My impression of “college” was a place that determined who you would be, perhaps permanently. This idea haunted me, because I had repeatedly been told that I needed to obtain a certain level of college education in order to start my life right. If not, well, maybe that was it for me.
In middle school, I told my parents that I didn’t want to go to college. I wanted to be a writer and couldn’t imagine what a college could possibly teach me that I hadn’t already learned from my books. Then I went to a preparatory school in Pennsylvania and got absorbed into the strong college preparatory culture. It almost felt like a game: looking at different statistics and comparing my performance to previous acceptees. The summer after highschool graduation, however, I felt hollow. I still wanted to be a writer but didn’t see the point of studying writing in college. I feared my originality would be stamped out in a classroom setting.
When I finally got to the magical place that supposedly molded you into an adult and set you on a path to be somebody, I soon found out that many were like me: recent overachieving high school graduates, unsure about how they’ll use their college degree.
Although most people were not exactly sure about their career path, they seemed to know what major they wanted to (or at least thought they wanted to) pursue and why — “Molecular and Cellular Biology is the easiest to finish pre-med requirements,” “I want to be a Psychologist,” “I want to go into finance,” “I want to make money,” “I want to cure cancer,” “I want to make a change in the world through XYZ,” and so on. It fascinated me: How did they already know what major they would both enjoy and be good at and what they wanted to be?
If my freshman self could be drawn in a caricature, I would have been a big question mark.
In hindsight I actually knew what I wanted to be: a writer. I was just hesitant to study writing in college for many reasons, like haughtily thinking that writing can’t be taught and wanting to explore what I didn’t know. In freshman year, my primary goal was to try all the majors that I didn’t have the chance to learn about in high school. These majors included International Studies, Cognitive Science, Writing Seminars, Psychology, Computer Science and so on.

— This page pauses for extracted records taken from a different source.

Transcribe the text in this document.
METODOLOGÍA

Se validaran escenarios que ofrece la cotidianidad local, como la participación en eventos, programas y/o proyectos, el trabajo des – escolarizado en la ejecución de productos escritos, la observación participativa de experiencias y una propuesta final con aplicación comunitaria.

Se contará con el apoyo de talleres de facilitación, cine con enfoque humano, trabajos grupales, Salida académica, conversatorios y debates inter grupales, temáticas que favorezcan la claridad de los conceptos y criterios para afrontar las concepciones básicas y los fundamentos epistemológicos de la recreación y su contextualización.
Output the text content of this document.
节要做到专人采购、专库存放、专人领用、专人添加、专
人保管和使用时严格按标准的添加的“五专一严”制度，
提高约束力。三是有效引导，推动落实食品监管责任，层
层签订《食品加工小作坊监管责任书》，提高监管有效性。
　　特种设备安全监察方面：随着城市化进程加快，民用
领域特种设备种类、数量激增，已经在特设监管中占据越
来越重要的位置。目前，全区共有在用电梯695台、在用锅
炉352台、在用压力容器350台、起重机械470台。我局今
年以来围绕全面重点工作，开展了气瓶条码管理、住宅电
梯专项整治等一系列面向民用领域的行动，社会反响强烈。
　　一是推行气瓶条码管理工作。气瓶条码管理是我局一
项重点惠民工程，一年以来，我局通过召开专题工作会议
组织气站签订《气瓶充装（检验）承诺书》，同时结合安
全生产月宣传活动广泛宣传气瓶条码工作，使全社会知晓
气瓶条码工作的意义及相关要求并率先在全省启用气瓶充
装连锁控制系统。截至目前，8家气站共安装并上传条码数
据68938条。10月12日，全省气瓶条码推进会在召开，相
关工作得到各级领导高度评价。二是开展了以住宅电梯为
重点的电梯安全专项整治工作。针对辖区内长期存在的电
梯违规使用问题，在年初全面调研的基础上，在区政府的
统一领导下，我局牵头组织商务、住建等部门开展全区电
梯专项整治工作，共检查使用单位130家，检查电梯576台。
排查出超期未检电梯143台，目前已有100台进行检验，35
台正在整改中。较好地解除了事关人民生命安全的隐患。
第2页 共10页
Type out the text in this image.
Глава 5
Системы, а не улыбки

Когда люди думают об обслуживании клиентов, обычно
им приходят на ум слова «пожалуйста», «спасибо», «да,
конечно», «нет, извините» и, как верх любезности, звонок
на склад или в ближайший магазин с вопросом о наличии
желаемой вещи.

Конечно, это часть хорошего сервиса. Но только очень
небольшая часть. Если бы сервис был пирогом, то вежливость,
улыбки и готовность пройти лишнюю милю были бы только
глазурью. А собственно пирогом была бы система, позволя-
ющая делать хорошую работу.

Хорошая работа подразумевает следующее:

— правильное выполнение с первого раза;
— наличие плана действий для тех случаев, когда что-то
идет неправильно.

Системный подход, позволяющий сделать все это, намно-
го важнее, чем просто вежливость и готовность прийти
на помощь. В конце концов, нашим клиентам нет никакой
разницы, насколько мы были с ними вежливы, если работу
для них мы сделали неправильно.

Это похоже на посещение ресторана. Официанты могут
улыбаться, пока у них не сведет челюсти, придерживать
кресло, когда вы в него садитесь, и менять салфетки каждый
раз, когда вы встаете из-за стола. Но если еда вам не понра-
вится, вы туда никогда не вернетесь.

I eventually chose Cognitive Science as my major and ended up loving it. I am undoubtedly happy with how my college career turned out: I was given opportunities I would have never imagined a couple years ago, devoted my heart’s content to my major through research projects, met great mentors and found new perspectives I wouldn’t have known prior to studying Cognitive Science.
However I sometimes wish I listened to my gut more — to not doubt myself.
I always liked to think of myself as bold and daring. However, I learned in college that I can just as easily be indecisive and an overthinker. I was afraid of what was at stake when, in fact, it was not all that important.
I now know college is not a place where your life is determined. Now, it seems closer to a place that shakes the roots of your identity, where you merely start to explore what is out there beyond the scope of your previous knowledge. In a practical sense, as students in the U.S. higher education system, our life path is so malleable with the numerous post-baccalaureate programs and career changers. In a more philosophical sense, we are too young, and there are so many unforeseen obstacles and opportunities that can lead us to paths that we would have never thought of a year ago. In short, nothing needs to be set in stone.
Even just over the last four years, I have seen many friends, who once swore they spent their whole lives wanting to be doctors, decide against going to medical school after being disappointed by the U.S. healthcare system during the coronavirus pandemic. I have also seen a friend, who said she was a Chemistry major in the first week of classes but was clearly not interested in pursuing science as a career, drop out of college to become an artist. I have also seen friends who have taken multiple gap semesters to understand who they are and what they want to do in life — including myself who also took a gap semester. On the day of graduation, each one of us will have taken a different path to get there.
If I was a freshman again, I might have considered choosing Writing Seminars more seriously, despite how much I have loved Cognitive Science. I would take more classes I am interested in rather than taking classes I thought would be “educational” or “helpful”. Most classes are educational, of course, but the degree of how much information I will absorb depends on how invested and how interested I am in the course material. For example, some of the most memorable and impactful classes I have taken were during my freshman year, and I still remember texts I read for those classes. On the other hand, I don’t remember what I learned from a class I took last semester to the same degree because it was not as gripping. I would worry less because I now know that post-college doesn’t mean I can’t make new choices again.
But all of this is wishful thinking.
To be honest I might end up choosing the exact same path as I did the first time around, even if I somehow time traveled back to 2018. Without the experiences I had, I may not even reach the same conclusion I make today. Perhaps I would have regretted not trying to push myself in other directions if I stuck with just writing.
What I do know now is that, just as college wasn’t the ultimate determiner, I will also be able to make new choices after graduation. I am excited to find out who I will become and what choices I will make. I hope I’ll be pleasantly surprised.